The non-linear evolution of dense partonic systems has been suggested as one of the novel physics mechanisms relevant to the dynamics of hadron-nucleus and nucleus-nucleus collisions at collider energies. Here we study to what extent the description of Cronin enhancement in the framework of this non-linear evolution is consistent with the recent observation in 200 AGeV d--Au collisions at the Relativistic Heavy Ion Collider. We solve the Balitsky-Kovchegov evolution equation numerically for several initial conditions encoding Cronin enhancement. We find that the properly normalized nuclear gluon distribution is suppressed at all momenta relative to that of a single nucleon. Calculating the resulting spectrum of produced gluons in p-A and A-A collisions, we establish that the nonlinear QCD evolution is unable to generate a Cronin type enhancement, and that it quickly erases any such enhancement which may be present at lower energies.

Figures (3)

• Figure 1: Solutions of the BK equation. Upper-left: $h(k)$ evolved (left to right) from $y=0$ to 5 and 10 for different initial conditions: GBW with $Q_s^2=0.36$ GeV$^2$ (solid lines), MV with $Q_s^2=4$ GeV$^2$ (dashed lines) and MV with $Q_s^2=100$ GeV$^2$ (dotted lines). Upper-right: The same as upper left for $\phi(k)$. Lower-left: the scaled function $h(\rho)$ versus $\rho = k/Q_s$ for $y=4,6,8,10$ and the same initial conditions and conventions (lines cannot be distinguished). Lower-right: Ratio of $h(y,\rho)/h(y,\rho=1)$ over $h(y=10,\rho)/h(y=10,\rho=1)$ for $y=4$ (solid line), 6 (dashed line), 8 (dotted line) and 10 (dashed-dotted line), and initial condition MV with $Q_s^2=4$ GeV$^2$.

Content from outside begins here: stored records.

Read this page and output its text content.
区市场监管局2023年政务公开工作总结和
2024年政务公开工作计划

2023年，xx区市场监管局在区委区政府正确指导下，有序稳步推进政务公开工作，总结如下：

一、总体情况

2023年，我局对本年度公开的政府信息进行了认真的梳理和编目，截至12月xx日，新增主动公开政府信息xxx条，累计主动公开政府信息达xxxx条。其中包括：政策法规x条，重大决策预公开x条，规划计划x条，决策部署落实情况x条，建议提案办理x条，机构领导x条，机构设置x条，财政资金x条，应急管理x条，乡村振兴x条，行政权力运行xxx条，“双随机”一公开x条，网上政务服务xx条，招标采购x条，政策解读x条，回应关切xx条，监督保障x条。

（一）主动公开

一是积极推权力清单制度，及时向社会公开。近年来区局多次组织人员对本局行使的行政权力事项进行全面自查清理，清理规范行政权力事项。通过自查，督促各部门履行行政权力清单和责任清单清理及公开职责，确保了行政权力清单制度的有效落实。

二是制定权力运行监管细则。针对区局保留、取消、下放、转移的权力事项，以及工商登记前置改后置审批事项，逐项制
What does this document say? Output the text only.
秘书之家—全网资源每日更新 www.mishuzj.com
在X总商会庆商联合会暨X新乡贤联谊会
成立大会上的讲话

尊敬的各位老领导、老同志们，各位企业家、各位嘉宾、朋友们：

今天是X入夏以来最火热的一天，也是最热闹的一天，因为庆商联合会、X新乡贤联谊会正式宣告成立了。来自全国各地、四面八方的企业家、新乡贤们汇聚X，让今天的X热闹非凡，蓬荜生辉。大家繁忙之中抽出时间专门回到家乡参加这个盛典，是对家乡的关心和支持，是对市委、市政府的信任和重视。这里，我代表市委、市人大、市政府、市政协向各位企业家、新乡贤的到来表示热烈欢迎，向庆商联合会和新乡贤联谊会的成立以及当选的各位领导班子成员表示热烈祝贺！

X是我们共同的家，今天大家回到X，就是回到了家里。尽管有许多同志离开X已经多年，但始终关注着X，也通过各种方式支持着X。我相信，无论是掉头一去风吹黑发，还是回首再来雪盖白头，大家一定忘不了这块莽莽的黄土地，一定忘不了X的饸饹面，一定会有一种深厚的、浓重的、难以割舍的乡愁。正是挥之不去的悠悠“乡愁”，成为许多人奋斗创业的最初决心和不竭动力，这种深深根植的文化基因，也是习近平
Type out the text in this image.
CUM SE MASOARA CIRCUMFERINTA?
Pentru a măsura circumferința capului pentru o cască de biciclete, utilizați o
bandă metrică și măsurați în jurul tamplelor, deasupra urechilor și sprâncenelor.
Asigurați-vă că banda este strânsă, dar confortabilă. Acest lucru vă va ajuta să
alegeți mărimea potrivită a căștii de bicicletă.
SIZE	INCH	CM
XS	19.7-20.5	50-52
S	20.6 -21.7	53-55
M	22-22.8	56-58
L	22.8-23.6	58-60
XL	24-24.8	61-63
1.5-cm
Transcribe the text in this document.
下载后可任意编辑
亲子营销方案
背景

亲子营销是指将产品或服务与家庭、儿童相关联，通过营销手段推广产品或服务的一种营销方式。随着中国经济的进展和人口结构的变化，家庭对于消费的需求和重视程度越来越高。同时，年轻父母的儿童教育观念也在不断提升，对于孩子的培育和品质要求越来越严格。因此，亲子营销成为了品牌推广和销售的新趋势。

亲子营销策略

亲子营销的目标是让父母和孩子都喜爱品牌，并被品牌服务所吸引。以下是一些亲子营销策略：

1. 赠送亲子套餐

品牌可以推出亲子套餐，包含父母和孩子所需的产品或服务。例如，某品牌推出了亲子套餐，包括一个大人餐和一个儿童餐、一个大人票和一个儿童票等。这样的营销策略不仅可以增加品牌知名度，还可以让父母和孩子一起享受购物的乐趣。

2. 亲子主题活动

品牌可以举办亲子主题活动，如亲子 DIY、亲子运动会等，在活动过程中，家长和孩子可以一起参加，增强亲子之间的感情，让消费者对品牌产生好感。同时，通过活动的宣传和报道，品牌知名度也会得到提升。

• Figure 2: Ratio of distributions $\phi$ and $h$ in nucleus and proton, normalized to 1 at $k \to \infty$. Upper plots: BK evolution, with MV as initial condition with $Q^2_s=0.1$ GeV$^2$ for p and 2 GeV$^2$ for A. Lines from top to bottom correspond to $y=0$, 0.05, 0.1, 0.2, 0.4, 0.6, 1, 1.4 and 2. Lower plots: BFKL evolution, with MV as initial condition with $Q_s^2=4$ GeV$^2$ for p and 100 GeV$^2$ for A. Lines from top to bottom correspond to $y=0$, 1 and 4.
• Figure 3: Ratios $R_{pA}$ and $R_{AA}$ of gluon yields in p--A (upper plot) and A--A (lower plot) for BK evolution, with MV as initial condition with $Q^2_s=0.1$ GeV$^2$ for p and 2 GeV$^2$ for A. Lines from top to bottom correspond to $y=0$, 0.05, 0.1, 0.2, 0.4, 0.6, 1, 1.4 and 2.